The ZPLACEMAPITEMGEOMAPITEMHANDLE protobuf blob parsed with protoc contains much of the same location data as seen before. You will find that most of the location blobs will look similar. 

Taking the highlighted hex coordinates and plotting them using Google Maps, they make more sense than the ones highlighted above. These coordinates are right at Heathrow Airport in London.

Health Data 

Protobufs are not just used for location data, but also for other data storage such as split times when I have a running or walking workout. The healthdb_secure.sqlite database on iOS contains this information. Shown below is the “workout_events” table. I have selected the BLOB data for one “event” or one split time (a workout may consist of multiple split times for multiple associated “events”).

I exported and decoded with protoc using the same methods described above. The example below is from a walk I took in Monaco. Presumably the labels “s” is for seconds and “m” is for meters, however I’m still verifying this assumption.

Notes Data

One last example brings us to the Notes application. Anyone who has looked into this database likely knows that it is a complicated one. I created a sample note to show how it may look in the protobuf produced. This note has some text, a link, and a cat meme that I’ve been enjoying recently.

This example comes from MacOS in the NotesStore.sqlite database (iOS is similar). The “ZICNOTEDATA” table contains the contents of each note. Some eagle-eyed readers may notice the highlighted bytes in the binary output. It stores note contents in gzip archives embedded in the SQLite database.

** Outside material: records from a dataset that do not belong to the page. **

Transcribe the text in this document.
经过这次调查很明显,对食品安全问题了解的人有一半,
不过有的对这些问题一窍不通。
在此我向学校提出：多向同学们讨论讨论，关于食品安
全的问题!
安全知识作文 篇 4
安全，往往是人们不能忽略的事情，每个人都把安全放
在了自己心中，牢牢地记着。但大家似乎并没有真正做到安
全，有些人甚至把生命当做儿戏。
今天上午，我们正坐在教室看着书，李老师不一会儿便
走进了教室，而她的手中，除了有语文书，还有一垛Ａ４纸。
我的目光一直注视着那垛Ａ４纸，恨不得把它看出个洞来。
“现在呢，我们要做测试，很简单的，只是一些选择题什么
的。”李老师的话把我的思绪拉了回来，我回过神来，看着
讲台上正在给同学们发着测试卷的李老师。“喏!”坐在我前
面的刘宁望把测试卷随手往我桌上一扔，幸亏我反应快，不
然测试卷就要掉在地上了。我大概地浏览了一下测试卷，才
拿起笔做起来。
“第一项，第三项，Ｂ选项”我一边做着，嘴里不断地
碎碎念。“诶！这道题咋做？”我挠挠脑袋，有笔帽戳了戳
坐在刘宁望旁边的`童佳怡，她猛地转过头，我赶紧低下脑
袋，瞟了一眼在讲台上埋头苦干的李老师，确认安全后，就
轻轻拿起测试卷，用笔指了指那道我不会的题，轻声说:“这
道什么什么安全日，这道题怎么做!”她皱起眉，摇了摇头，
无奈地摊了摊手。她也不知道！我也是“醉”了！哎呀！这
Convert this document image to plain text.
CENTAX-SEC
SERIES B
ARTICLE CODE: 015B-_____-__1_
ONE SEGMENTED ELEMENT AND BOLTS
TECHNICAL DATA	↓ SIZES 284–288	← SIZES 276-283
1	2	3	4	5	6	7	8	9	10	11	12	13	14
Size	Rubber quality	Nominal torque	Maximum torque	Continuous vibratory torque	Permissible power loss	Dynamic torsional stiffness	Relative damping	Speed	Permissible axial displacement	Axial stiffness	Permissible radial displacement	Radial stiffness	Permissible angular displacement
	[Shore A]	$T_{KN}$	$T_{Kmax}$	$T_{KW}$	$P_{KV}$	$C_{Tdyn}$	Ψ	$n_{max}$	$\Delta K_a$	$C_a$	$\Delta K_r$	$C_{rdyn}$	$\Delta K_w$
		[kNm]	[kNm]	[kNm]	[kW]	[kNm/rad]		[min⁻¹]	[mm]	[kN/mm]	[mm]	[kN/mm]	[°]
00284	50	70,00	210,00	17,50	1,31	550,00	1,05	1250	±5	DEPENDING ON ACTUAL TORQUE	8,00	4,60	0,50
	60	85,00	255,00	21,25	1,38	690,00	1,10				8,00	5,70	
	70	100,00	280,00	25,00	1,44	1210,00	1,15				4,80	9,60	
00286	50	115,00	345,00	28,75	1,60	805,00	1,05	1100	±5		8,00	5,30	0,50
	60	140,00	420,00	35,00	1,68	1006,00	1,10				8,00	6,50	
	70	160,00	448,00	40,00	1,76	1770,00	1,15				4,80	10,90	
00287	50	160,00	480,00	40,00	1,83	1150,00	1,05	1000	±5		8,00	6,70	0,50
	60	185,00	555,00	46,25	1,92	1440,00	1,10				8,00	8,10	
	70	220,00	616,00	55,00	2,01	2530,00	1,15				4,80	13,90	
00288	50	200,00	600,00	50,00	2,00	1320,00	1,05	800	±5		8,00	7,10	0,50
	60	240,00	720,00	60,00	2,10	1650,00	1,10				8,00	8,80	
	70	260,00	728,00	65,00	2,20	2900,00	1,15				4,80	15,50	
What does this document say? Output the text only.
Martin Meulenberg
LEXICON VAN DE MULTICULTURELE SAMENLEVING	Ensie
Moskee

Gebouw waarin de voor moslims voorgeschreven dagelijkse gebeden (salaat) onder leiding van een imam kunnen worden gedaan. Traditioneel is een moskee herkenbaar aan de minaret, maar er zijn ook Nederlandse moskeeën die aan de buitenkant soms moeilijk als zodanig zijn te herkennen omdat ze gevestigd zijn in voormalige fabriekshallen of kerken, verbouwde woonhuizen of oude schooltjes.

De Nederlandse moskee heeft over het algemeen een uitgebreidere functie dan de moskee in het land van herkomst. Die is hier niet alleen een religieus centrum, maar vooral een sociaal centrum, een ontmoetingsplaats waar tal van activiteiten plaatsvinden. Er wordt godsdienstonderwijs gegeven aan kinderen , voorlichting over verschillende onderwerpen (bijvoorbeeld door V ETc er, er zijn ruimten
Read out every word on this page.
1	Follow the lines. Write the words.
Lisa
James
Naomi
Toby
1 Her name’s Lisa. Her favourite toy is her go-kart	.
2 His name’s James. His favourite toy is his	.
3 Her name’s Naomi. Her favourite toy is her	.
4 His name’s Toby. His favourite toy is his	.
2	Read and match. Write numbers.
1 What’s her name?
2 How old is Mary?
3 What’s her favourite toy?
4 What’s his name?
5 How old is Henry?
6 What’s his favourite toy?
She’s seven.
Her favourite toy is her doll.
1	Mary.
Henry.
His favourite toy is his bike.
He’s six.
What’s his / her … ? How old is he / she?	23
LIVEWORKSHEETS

I exported this gzip archive and used gzcat and xxd to preview the contents of it. I can see the text and link in the note along with some media information. What we have here is another protobuf!

The protoc output is below, many of the same strings are visible but there are some odd ones in there.

One in strange one in particular is the line "\033\'w\213\256?@Q\251IHEn\221\242\260". This is escaped octal. You will find this being used in a variety of different protobuf data. Some are smaller, some are much larger. I recall the one that Heather Mahalik and I looked at for Android Auto. That one was just full of octal nastiness, it was awful.

This one is small and converts well using echo. What does it represent? I have no idea…yet.

The media itself is stored in the file system (you can use information in the database to find the proper path). We can use the GUID in the protoc output to find the preview thumbnail.

Summing Up 

I will be very honest, I have been looking at these weird data blobs for years without knowing what they were. I am at the point now where I’m a little obsessed with protobufs. I know…its weird – but now every time I see rando-blob-data with a bunch of 0x0A hex bytes – I think protobuf, and nine out of ten times, I am correct! 

If you happen to know where I can find more information on the .proto files, please let me know!